Die heutige Arena, die vom Waschhaus bespielt wird, ist auch als „Reithalle 3“ oder „Russenhalle“ bekannt. Grund für die unterschiedlichen Bezeichnungen ist die Geschichte. Der Bau wurde als „Reithalle3“ 1889 gegenüber der Schinkelhalle errichtet und bildet einen Teil des Ensembles rund um den Schirrhof. Die militärische Nutzung der Halle setzte sich bis zum Abzug der sowjetischen Truppen 1994 fort.
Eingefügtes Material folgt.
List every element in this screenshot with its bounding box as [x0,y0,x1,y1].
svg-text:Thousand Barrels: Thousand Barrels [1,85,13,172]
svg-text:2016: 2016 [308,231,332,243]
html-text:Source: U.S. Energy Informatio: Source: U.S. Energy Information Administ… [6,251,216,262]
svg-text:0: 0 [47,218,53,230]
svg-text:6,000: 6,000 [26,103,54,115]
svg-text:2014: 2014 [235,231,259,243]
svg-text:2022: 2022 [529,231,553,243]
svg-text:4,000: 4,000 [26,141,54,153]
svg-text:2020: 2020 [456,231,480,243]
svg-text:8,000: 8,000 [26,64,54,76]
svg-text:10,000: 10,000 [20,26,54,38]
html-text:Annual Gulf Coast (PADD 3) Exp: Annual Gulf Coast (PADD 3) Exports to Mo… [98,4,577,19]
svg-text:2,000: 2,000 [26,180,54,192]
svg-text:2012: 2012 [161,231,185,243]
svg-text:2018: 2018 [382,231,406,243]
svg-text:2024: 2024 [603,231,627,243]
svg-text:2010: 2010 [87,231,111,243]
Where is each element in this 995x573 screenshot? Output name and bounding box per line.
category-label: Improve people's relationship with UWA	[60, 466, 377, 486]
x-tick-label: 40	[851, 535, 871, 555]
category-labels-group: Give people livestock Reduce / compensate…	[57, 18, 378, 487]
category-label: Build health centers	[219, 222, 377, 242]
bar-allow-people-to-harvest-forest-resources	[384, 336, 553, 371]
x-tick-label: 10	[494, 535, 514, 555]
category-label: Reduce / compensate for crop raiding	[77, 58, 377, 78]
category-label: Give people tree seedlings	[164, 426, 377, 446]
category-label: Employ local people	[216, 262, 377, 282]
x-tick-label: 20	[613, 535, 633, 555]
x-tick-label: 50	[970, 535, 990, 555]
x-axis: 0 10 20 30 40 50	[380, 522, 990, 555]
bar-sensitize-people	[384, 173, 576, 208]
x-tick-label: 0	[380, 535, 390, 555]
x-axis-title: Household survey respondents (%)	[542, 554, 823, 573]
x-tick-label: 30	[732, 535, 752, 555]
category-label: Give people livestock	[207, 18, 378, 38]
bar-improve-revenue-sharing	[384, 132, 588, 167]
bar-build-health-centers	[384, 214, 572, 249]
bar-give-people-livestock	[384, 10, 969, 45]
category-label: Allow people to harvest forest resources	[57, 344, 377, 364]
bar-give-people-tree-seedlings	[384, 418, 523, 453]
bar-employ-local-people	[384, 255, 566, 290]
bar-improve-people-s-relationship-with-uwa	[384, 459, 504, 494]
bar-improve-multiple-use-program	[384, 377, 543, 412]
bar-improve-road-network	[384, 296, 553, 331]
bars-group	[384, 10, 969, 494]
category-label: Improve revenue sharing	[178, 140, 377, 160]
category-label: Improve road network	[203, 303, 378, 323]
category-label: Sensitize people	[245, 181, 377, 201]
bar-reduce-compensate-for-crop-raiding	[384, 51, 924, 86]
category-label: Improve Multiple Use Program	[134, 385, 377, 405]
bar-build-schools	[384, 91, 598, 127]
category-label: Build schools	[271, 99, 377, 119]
Der in dieser Zeit entstandenen Namen „Russenhalle“ blieb im Gedächtnis. Die Aktionshalle mit Foyer bietet viel Platz. Das Foyer fungiert dabei geleichermaßen als Eingang-, Begrüßung-, Aufenthalts und Ausstellungsbereich. Heute finden im Waschhaus Arena vor allem Großveranstaltungen statt. Es ist ein genreübergreifender Kunst- und Kulturraum. Seit dem Jahr 1993 arbeitet das Waschhaus als gemeinnützige Institution und bespielt neben der ehemaligen Garnisonswäscherei auch die Waschhaus Arena, den Kunstraum Potsdam und ein Studio im Studiohaus Schiffbauergasse. Mit seinem Programm aus Musik, Film, Tanz und Bildender Kunst hat sich das Waschhaus überregional etabliert. Mehr als 170.000 jährliche Besucher suchen den Ort zu Veranstaltungen, Konzerten, Literaturnächten und Ausstellungen auf. Kunst verschiedenster Stilrichtungen sollen in einzelnen Programmformaten dem Publikum vorgestellt werden. Dabei versteht sich das Waschhaus als Entdecker und Förderer neuer Talente und Stilrichtungen.